Obviously for the experimental set-up to be migrated to full-scale plant, additional work needs to be carried out looking at replacing the lab spectrometer with its reliance on the liquid-nitrogen cooled MCT detector with robust micro-spectrometers.

Online monitoring

For those of you who have followed our interest in remote data delivery over the years, the existence of an EU project completed a few years ago under the scientific coordination of Olivier Bernard, of the French National Institute for Research in Information Technology and Automation, INRIA, Sophia Antipolis–Méditerranée, France must be mentioned.

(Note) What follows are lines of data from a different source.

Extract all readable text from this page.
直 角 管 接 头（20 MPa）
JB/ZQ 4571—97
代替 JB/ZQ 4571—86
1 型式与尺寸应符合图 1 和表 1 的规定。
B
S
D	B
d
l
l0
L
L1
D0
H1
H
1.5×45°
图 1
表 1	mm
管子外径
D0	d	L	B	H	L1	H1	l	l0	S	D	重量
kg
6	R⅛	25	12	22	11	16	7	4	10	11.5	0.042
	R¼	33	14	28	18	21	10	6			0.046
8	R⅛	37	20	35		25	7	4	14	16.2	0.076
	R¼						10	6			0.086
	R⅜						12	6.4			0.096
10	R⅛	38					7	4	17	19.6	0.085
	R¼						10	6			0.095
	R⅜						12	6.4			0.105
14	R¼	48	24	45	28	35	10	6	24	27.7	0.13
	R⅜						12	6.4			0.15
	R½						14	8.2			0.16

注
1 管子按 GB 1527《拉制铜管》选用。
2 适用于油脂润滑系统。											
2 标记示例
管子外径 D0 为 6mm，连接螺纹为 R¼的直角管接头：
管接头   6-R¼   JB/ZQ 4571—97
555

A number of European and national projects have looked at online monitoring over recent years. The TELEMAC project (Telemonitoring and advanced telecontrol of high yield wastewater treatment plants) ran with 15 partners from seven countries.3,4 The main results of the project included online measurements of the CO2 and CH4 flow rates as well as a titrimetric smart sensor providing an online estimate of volatile fatty acids, bicarbonate and alkalinity etc. with internet-based remote software to remotely manage a network of treatment plants by ensuring preventive maintenance and expert assistance in case of crisis.

Other groups have also been looking into different online spectroscopic solutions. For example, Jens Bo Holm-Nielsen from Esbjerg Institute of Technology, Aalborg University, in Denmark published results for the use of near infrared sensors using chemometric analysis.5,6

Conclusion

So we clearly have a role to play in making an advanced beneficial technology more accessible to industry. I believe that if we can deliver the right information into to the hands of the plant operators in a timely manner then we can help them meet the goals of the old alchemists turning water earth and fire into gold! Yet another example of spectroscopists doing their bit to save the planet!

References

  1. P. Fairbrother, W.O. George and J.M. Williams, Appl. Microbiol. Biotechnol. 35, 301–305 (1991).
  2. V.R. Kondepati and H.M. Heise, Current Trends Biotech. Pharm. 2, 117–132 (2008).
  3. TELEMonitoring and Advanced teleControl of high yield wastewater treatment plants, http://www.ercim.org/telemac/index.html
  4. J.-P. Steyer, L. Lardon and O. Bernard, Water Sci. Technol. 50(11), 21–29 (2004).
  5. J.B. Holm-Nielsen, C.J. Lomborg, P. Oleskowicz-Popiel and K.H. Esbensen, Biotechnol. Bioeng. 99, 302–313 (2008).
  6. J.B. Holm-Nielsen, H. Andree, H. Lindorferc and K.H. Esbensen, J. Near Infrared Spectrosc. 15(2), 123–135 (2007).